Abstract

ABSTRACT In August 2019, The Shenzhen Model City Initiative was released in which the Central Committee of the Chinese Communist Party (CCP) announced its decision to support Shenzhen, the long-standing poster city for China’s economic reform, in building a demonstration pilot zone for Chinese socialism with a particular emphasis on further developing the city’s technological prowess.
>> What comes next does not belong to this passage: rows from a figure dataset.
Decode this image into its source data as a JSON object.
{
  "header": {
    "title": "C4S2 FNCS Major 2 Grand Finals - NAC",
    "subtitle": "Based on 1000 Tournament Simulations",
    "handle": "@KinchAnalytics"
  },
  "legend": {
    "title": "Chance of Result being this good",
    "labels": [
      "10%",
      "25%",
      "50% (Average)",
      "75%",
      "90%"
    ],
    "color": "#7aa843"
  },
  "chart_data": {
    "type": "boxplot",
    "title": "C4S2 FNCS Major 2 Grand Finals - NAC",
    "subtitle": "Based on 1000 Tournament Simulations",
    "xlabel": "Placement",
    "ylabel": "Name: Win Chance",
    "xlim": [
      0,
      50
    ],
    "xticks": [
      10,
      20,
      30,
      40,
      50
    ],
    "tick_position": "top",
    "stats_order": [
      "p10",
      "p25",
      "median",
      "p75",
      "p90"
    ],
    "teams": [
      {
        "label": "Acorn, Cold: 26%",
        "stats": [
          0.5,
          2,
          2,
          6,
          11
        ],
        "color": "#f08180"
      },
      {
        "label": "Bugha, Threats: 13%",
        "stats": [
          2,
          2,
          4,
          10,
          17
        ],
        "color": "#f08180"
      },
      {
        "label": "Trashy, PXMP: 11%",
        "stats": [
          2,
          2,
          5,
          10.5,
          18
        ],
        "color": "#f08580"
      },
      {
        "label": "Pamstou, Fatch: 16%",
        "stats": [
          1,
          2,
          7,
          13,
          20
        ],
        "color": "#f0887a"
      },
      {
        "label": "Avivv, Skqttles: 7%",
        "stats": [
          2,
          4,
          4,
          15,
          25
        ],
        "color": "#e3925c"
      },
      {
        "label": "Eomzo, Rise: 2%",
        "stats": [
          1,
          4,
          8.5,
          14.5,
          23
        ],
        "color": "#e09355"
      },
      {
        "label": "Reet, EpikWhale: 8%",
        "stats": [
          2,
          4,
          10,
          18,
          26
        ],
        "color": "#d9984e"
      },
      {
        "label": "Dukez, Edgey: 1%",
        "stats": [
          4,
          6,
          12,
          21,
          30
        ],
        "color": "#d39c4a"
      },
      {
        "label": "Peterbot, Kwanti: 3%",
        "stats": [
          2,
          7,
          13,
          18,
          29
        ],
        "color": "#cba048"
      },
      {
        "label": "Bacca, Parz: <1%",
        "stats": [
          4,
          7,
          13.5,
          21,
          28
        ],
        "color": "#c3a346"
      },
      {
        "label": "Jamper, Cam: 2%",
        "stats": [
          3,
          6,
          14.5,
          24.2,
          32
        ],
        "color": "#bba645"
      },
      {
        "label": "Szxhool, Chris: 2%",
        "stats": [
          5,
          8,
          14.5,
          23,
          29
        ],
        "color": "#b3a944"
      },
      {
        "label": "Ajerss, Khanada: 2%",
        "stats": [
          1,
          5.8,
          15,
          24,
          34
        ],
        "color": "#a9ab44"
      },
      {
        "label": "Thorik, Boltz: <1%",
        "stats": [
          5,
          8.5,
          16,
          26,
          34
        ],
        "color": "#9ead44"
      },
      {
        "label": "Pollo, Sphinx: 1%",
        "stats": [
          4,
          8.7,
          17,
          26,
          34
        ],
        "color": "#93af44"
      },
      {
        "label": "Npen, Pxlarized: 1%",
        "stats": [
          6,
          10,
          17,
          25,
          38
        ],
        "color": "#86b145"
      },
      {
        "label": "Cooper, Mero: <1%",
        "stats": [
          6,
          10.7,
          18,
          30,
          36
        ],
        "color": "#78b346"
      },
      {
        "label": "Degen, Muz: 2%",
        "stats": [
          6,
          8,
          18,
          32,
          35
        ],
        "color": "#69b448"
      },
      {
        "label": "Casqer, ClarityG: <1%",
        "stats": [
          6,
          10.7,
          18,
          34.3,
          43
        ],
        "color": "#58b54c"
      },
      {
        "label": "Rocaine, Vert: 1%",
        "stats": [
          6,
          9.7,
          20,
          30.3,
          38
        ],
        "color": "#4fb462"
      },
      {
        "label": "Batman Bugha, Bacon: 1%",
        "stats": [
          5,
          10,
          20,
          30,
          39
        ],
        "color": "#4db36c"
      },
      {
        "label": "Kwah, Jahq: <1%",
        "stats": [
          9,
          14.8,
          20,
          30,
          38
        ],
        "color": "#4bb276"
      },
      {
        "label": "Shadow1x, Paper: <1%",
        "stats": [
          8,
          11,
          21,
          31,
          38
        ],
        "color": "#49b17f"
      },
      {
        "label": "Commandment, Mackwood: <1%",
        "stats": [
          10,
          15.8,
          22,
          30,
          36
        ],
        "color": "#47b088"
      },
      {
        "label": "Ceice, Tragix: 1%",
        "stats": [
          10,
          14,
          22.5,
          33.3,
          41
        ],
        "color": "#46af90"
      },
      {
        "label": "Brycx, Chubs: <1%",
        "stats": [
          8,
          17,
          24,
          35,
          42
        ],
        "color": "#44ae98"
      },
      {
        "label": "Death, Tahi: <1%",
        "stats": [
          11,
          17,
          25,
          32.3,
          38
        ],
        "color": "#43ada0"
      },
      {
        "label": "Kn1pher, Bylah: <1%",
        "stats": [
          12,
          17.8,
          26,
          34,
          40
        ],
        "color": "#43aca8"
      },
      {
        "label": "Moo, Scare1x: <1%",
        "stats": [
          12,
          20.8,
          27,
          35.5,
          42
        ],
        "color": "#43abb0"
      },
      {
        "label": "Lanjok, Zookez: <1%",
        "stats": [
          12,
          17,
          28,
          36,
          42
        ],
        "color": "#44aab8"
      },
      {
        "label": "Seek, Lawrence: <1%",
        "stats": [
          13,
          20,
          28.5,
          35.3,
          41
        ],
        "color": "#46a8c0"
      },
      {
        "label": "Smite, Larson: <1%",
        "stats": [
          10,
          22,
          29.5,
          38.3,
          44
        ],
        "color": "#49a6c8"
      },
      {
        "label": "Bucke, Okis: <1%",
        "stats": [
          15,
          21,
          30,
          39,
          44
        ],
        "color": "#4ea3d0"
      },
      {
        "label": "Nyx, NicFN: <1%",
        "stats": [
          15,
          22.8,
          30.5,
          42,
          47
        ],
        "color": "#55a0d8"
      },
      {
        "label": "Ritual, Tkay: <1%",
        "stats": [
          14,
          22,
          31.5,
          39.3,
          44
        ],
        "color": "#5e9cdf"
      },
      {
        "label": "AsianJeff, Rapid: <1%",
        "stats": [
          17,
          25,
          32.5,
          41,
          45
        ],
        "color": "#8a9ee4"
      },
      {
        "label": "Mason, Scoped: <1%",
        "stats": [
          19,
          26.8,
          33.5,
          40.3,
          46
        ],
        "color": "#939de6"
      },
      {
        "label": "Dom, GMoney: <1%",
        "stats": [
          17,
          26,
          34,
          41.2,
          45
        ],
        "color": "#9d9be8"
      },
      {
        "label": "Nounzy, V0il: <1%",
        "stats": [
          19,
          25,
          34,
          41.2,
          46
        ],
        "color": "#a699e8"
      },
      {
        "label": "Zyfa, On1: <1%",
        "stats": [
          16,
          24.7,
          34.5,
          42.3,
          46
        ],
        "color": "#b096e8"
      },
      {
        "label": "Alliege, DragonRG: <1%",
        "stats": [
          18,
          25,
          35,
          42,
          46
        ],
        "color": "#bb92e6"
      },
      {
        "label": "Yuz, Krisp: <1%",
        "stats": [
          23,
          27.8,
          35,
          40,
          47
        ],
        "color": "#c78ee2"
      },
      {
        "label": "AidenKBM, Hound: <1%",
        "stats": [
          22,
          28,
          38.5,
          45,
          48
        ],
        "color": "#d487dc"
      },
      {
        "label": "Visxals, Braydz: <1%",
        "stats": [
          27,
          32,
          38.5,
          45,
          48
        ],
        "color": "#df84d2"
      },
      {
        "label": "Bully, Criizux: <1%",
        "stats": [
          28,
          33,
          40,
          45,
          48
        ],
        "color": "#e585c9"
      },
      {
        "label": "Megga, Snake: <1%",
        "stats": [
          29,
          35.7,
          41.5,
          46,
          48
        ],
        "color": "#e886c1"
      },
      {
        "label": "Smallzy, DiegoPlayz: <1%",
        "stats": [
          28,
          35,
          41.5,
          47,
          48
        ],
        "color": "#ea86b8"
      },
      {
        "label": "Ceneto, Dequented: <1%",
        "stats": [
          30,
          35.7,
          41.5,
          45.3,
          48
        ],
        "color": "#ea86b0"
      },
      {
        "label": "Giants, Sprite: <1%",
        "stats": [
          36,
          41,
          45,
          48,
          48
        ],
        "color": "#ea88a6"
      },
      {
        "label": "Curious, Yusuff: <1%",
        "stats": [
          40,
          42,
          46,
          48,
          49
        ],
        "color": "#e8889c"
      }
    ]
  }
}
What are the ideological implications of the latest model-making of Shenzhen? And how does the city’s innovative turn relate to its role as the nation’s perceived civilizational front line? This study explores the continuities and evolution of contemporary Chinese governance by considering the reinvention of the “Shenzhen Model” in relation to processes of urbanization, globalization and industrial upgrading. Drawing upon Tim Oakes’s theory of the “urban” as an ideological device, it examines the (re)making of the “Shenzhen Model” through different discourses, apparatuses and policies related to the city’s technological innovationand entrepreneurship. Situating the “Shenzhen Model” at a time of precarity and uncertainty amidst economic growth slowdown, the China-United States trade war and the COVID-19 pandemic, this article demonstrates how the state mobilizes narratives and practices pertinent to technological innovation and entrepreneurship to enhance its political influence and thus sheds light on the latest developments in urban governance during China’s post-industrial turn.